2016-10-05 - Progressos da Garantia para a Juventude e da Iniciativa para o Emprego dos Jovens


Progressos da Garantia para a Juventude e da Iniciativa para o Emprego dos Jovens ©UE
A Comissão Europeia adotou uma comunicação que destaca os principais resultados da Garantia para a Juventude e da Iniciativa para o Emprego dos Jovens (IEJ) desde o seu lançamento, em 2013, e que colhe ensinamentos sobre a forma de melhorar os esforços nacionais e da UE na implementação dos programas associados à Garantia para a Juventude.

No ano transato, a presente Comissão tomou medidas no sentido de acelerar a execução da Garantia para a Juventude através do aumento do pré-financiamento da Iniciativa para o Emprego dos Jovens.

No seu discurso sobre o estado da União de 14 de setembro de 2016, o Presidente Juncker destacou o seu compromisso de «continuar a implantar a Garantia para a Juventude por toda a Europa, melhorando as competências dos cidadãos europeus e beneficiando as regiões e os jovens mais necessitados.»

A Garantia para a Juventude constitui um compromisso político assumido por todos os Estados-Membros da UE sob a forma de uma recomendação do Conselho de abril de 2013, adotada na sequência de uma proposta da Comissão,
de proporcionar a todos os jovens uma boa oferta de emprego, de formação contínua, de aprendizagem ou de estágio no prazo de quatro meses a seguir a terem ficado desempregados ou terem terminado o seu percurso de ensino formal.

A Iniciativa para o Emprego dos Jovens constitui o principal programa de financiamento da UE lançado simultaneamente para facilitar o desenrolar da Garantia para a Juventude e para dar um apoio específico a regiões onde a taxa de desemprego juvenil é superior a 25 %. Todos os Estados-Membros estão também a utilizar a respetiva quota-parte do Fundo Social Europeu (FSE) para apoiar o emprego dos jovens.

A comunicação adotada relata os progressos alcançados até àao momento e mostra que, embora o desemprego juvenil continue a ser uma grande preocupação em muitos Estados-Membros, o desempenho do mercado de trabalho dos jovens na UE superou, grosso modo, as expectativas desde 2013.

Há hoje na UE menos 1,4 milhões de jovens desempregados e menos 900,000 jovens que não trabalham, não estudam nem seguem qualquer formação (NEET) do que em 2013.

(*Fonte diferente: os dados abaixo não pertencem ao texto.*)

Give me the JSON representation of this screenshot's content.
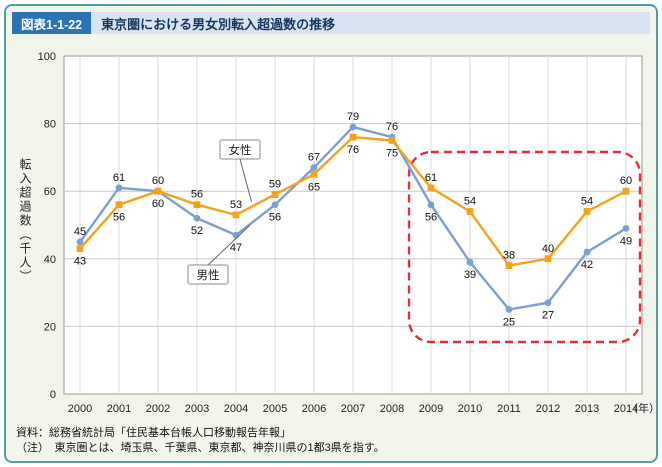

Estas tendências encorajadoras sugerem que a Garantia para a Juventude, apoiada pela Iniciativa para o Emprego dos Jovens, tem ajudado a fazer a diferença no terreno.

Cerca de nove milhões de jovens beneficiaram de uma proposta no contexto da Garantia, na sua maioria propostas de emprego. Além disso, a Garantia para a Juventude tem constituído um catalisador da mudança de estratégia, conduzindo a reformas estruturais e à introdução de novas políticas nos Estados-Membros.

A Iniciativa para o Emprego dos Jovens, que constitui uma fonte financeira específica de 6,4 mil milhões de euros a nível da UE, foi essencial para a rápida criação dos programas nacionais no quadro da Garantia para a Juventude e prestou apoio direto a mais de 1,4 milhões de jovens NEET que vivem nas regiões mais carenciadas.

O aumento, por parte da Comissão, de 30 % dos pagamentos antecipados da Iniciativa em 2015 aos Estados-Membros elegíveis, no valor de cerca de mil milhões de euros, contribuiu de forma significativa para disponibilizar rapidamente a liquidez necessária para acelerar o lançamento das ações no terreno.

Perante estes progressos, a Comissão decidiu recentemente reforçar os recursos orçamentais da Garantia para a Juventude e mobilizar mais mil milhões de euros no âmbito da dotação específica da IEJ, a que se juntam outros mil milhões de euros provenientes do Fundo Social Europeu.

Estes dois mil milhões de euros poderiam permitir o apoio a cerca de mais um milhão de jovens até 2020 nos Estados-Membros mais afetados pelo desemprego juvenil. Estas medidas acrescentam-se às atribuições financeiras disponíveis no âmbito do FSE.

A comunicação adotada sublinha a necessidade de acelerar e alargar a Garantia para a Juventude e a de intensificar a execução da IEJ.

Reconhece-se que devem ser envidados esforços acrescidos para apoiar os jovens que são menos acessíveis:

jovens que não se encontram registados nos serviços públicos de emprego;
que são trabalhadores pouco especializados;
que abandonaram a escola e que enfrentam múltiplas barreiras à entrada no mercado de trabalho (tais como a pobreza, a exclusão social, a deficiência ou a discriminação).
Paralelamente, a qualidade das propostas e dos serviços prestados aos jovens pode ser melhorada.